Passando alle istituzioni che rappresentano gli italiani all’estero, quando si sbloccherà la situazione di Comites e Cgie?
“Abbiamo presentato una riforma approvata dal Senato ed ora aspettiamo il passaggio alla Camera. Su questo argomento, come sulla legge per gli incentivi fiscali per il rientro dei giovani, c’è un forte dialogo con l’opposizione e ricordo che il progetto di legge Tofani è stato ideato dal collega Pd Micheloni. Sulla riforma di Comites e Cgie siamo in linea con quanto è richiesto dalle attuali necessità di contenimento costi: si riduce la spesa e si aumenta l’efficienza di questi importanti presidi degli italiani all’estero, consentendo di arrivare al rinnovo con una nuova forma, escludendo i nominati ed ammettendo solamente gli eletti a vari livelli all’interno del Cgie. L’inclusione dei rappresentanti regionali, inoltre, è un segnale importante in vista del federalismo”.

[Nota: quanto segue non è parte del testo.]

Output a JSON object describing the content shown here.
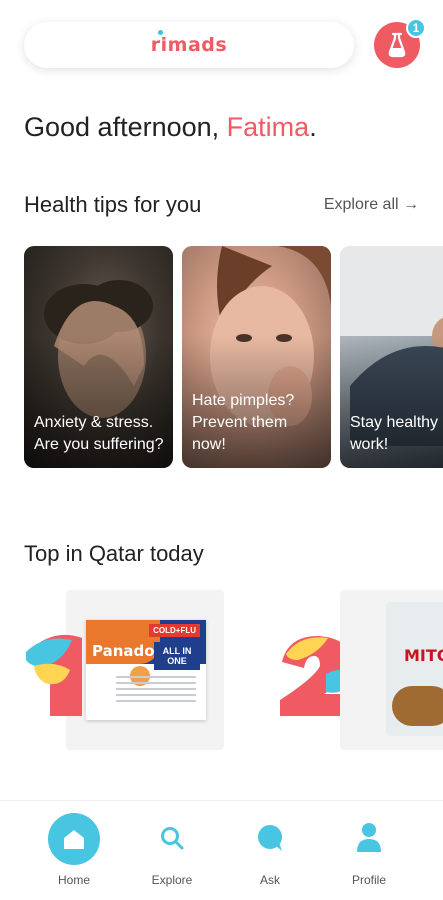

Quali sono le priorità degli italiani all’estero?
“Secondo me va portata avanti la riforma di Comites e Cgie. È stata approvata da tempo al Senato e spero che si concluda rapidamente l’esame alla Camera, abbiamo già segnalato che, se ci saranno delle modifiche, non interverremo pur di accelerare i tempi. Lo scopo è arrivare al rinnovo dei Comites, fin troppo protratto, poiché sono uno strumento importantissimo e democratico e abbiamo tutto l’interesse a renderli efficienti, anche per dimostrare alla platea italiana che noi residenti all’estero siamo in grado di gestire le nostre istituzioni”.
Non esistono altre urgenze, più pratiche?
“È necessario istituire una commissione bicamerale per gli italiani all’estero perché, se continuano a esistere una commissione e un comitato che lavorano in parallelo senza dialogare, la nostra rappresentanza parlamentare risulta indebolita. La questione è urgente ed è importante saper portare avanti le nostre battaglie insieme per ottenere vittorie concrete. Non bisogna cedere ai personalismi”.
Il solito elettore medio rabbrividirebbe a sentir parlare di bicamerale pensando a ulteriori spese. Non si era detto di tagliare?
“Non si tratterebbe di ulteriori spese, ma di evitare l’esistenza di due organismi che lavorano in parallelo senza mai confrontarsi. Per quanto riguarda i tagli di bilancio, sono necessari e per tutti ma, in passato, si è esagerato con la circoscrizione estera. In commissione bilancio, al Senato, approvando il provvedimento di agosto abbiamo introdotto il criterio dello spending review che permetterà di evitare i tagli lineari e di analizzare voce per voce dove si può tagliare e dove già è stato tagliato abbastanza”.
A proposito di riduzione delle spese, è d’accordo con l’abolizione del finanziamento pubblico ai partiti?
“No, perché porterebbe a una snaturalizzazione del criterio democratico di rappresentanza degli interessi in politica, favorendo una situazione di disuguaglianza dei censi in Parlamento.
Non bisogna toccare nemmeno i contributi all’editoria?
“Abbiamo già tagliato abbastanza lì dove era opportuno farlo”.
Concorda con chi propone di regolarizzare e tassare la prostituzione per recuperare ulteriore denaro?
“Non è giusto tassare la prostituzione rendendola lecita. Per combattere l’evasione bisogna garantire un maggiore livello di onorabilità degli oneri fiscali da parte di altre categorie professionali. Partiamo da loro e lasciamo stare la prostituzione”.
Lei è entrato in Senato a seguito della carcerazione di Di Girolamo. Questa vicenda ha intaccato l’immagine della circoscrizione estera?
“Negli ultimi dieci anni, dall’approvazione della legge Tremaglia, l’atteggiamento è molto cambiato. Prima si respirava un’opinione favorevole, forse anche per rimediare ai quarant’anni di noncuranza, ma i casi drammatici come quello di Pallaro o di Di Girolamo hanno portato alla luce un malfunzionamento della legge elettorale che va perfezionato. Tutto questo ha provocato un certo scetticismo, dovuto anche alla relativa capacità degli eletti di incidere nei lavori d’aula e in commissione. Un ulteriore problema è, infine, il nostro essere non uniti. L’insieme di questi fattori ci espone a diverse critiche, ma faccio notare che il gruppo del Pdl ha sempre negato l’esistenza di piani di abolizione della circoscrizione estera ed ha sempre confermato l’impegno verso il diritto di voto”.